DH is Chinese, I'm white British and we have one DS(9) who is visually an equal mixture of us.

BIL, my husbands brother is also Chinese and his wife is African American, they have a DS(10)

Today was the first day of a football play/training scheme for the boys.

Both were very excited and had an okay time but they didn't like one of the coaches, I wasn't there, so I can only judge from what they've said.

All the kids were split into groups and were assigned a coach and then they rotated throughout the day, DS and DNephew were not in the same group but both complained about the same coach.

He was making comments to all the kids and some of what he said, made the boys really uncomfortable, it was to me, racist.

To DNephew: "Your people can kick harder then that"
When he was putting on sun cream "hurry up, you don't need all that"

To DS: "Are you sure you wouldn't be better in goal, easier to see if you're not running" DS has monolid eyes.

That's all they can remember but they say he said more.

I don't want DS going back tomorrow, DS wants to go and DH thinks I'm overreacting and that we should let him.

WIBU to complain about this coach & ask for DS not to be assigned to him?

WorraLiberty Sun 31-Jul-16 00:31:35

I would complain or at least put him on the spot and ask for an explanation.
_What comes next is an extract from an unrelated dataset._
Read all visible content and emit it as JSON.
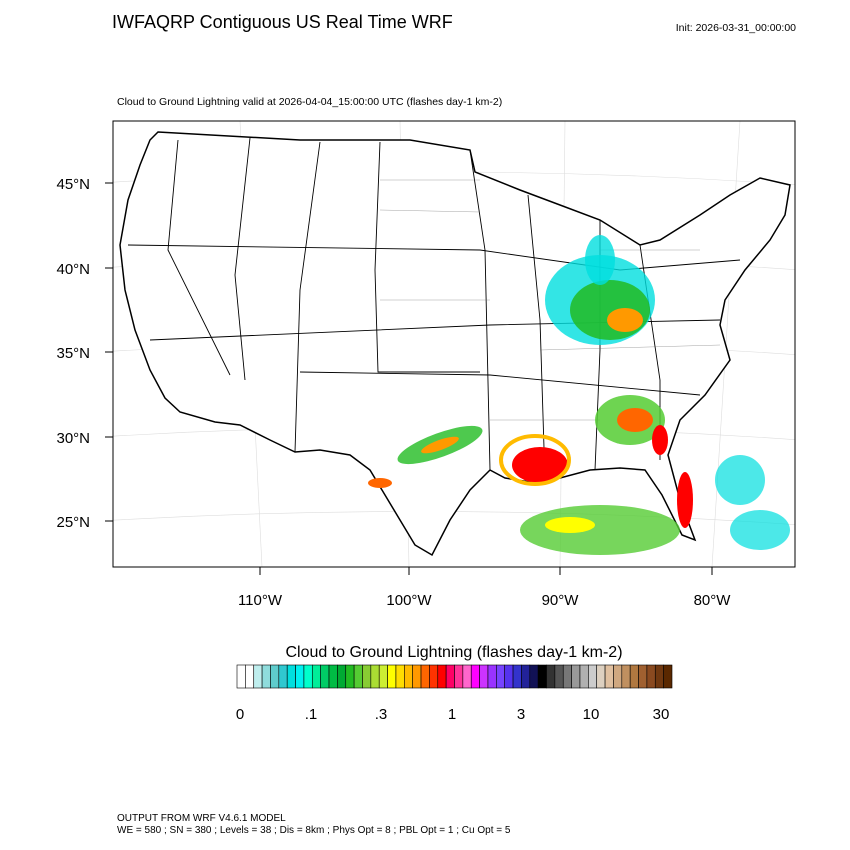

Apart from the sun cream comment.

Maybe he was putting too much on and taking too much time?

Birdsgottafly Sun 31-Jul-16 01:01:09

I agree, go and ask for an explanation.

SpecialAgentFreyPie Sun 31-Jul-16 05:20:47

angry You are sooo NBU! My DH is of African descent and I'm white British.

Once someone actually said 'you're so fair, it's a shame your DC are as black as DH'

The temptation to throttle her was very strong.

DON'T let your DH minimise this. Children pick these things up, that's why they told you about it, because it hurt them.

CoolCarrie Sun 31-Jul-16 05:27:12

YANBU at all! Clearly this so called coach is a complete dick! You go with them tomorrow & ask to speak to him, see what his reaction is. What a stupid man he is! 😠

VioletBam Sun 31-Jul-16 07:11:56

I would also have to speak personally to this nasty man. DEFINITELY complain officially.

LunaMoony Sun 31-Jul-16 07:44:36

I'm glad you all agree with me, DH dealt with a lot of racism growing up, so unless it's blatant or really nasty, he just shrugs it off, which can be so frustrating.

I don't want DS growing up thinking it's okay to be treated like this, no matter how sly or subtle the comments.

I'm certainly going to have a word with him, ask for an explanation and then officially complain.

Worra, I can see how the sun cream comment could have been directed at any kid, it was just that after all his other comments it didn't sound so innocent.

SpecialAgent, the things that people say that they think is perfectly acceptable can be downright shocking at times.

LyndaNotLinda Sun 31-Jul-16 07:46:42

I can quite see how the suncream comment was racist.

I would complain and ask for the guy to be removed from camp.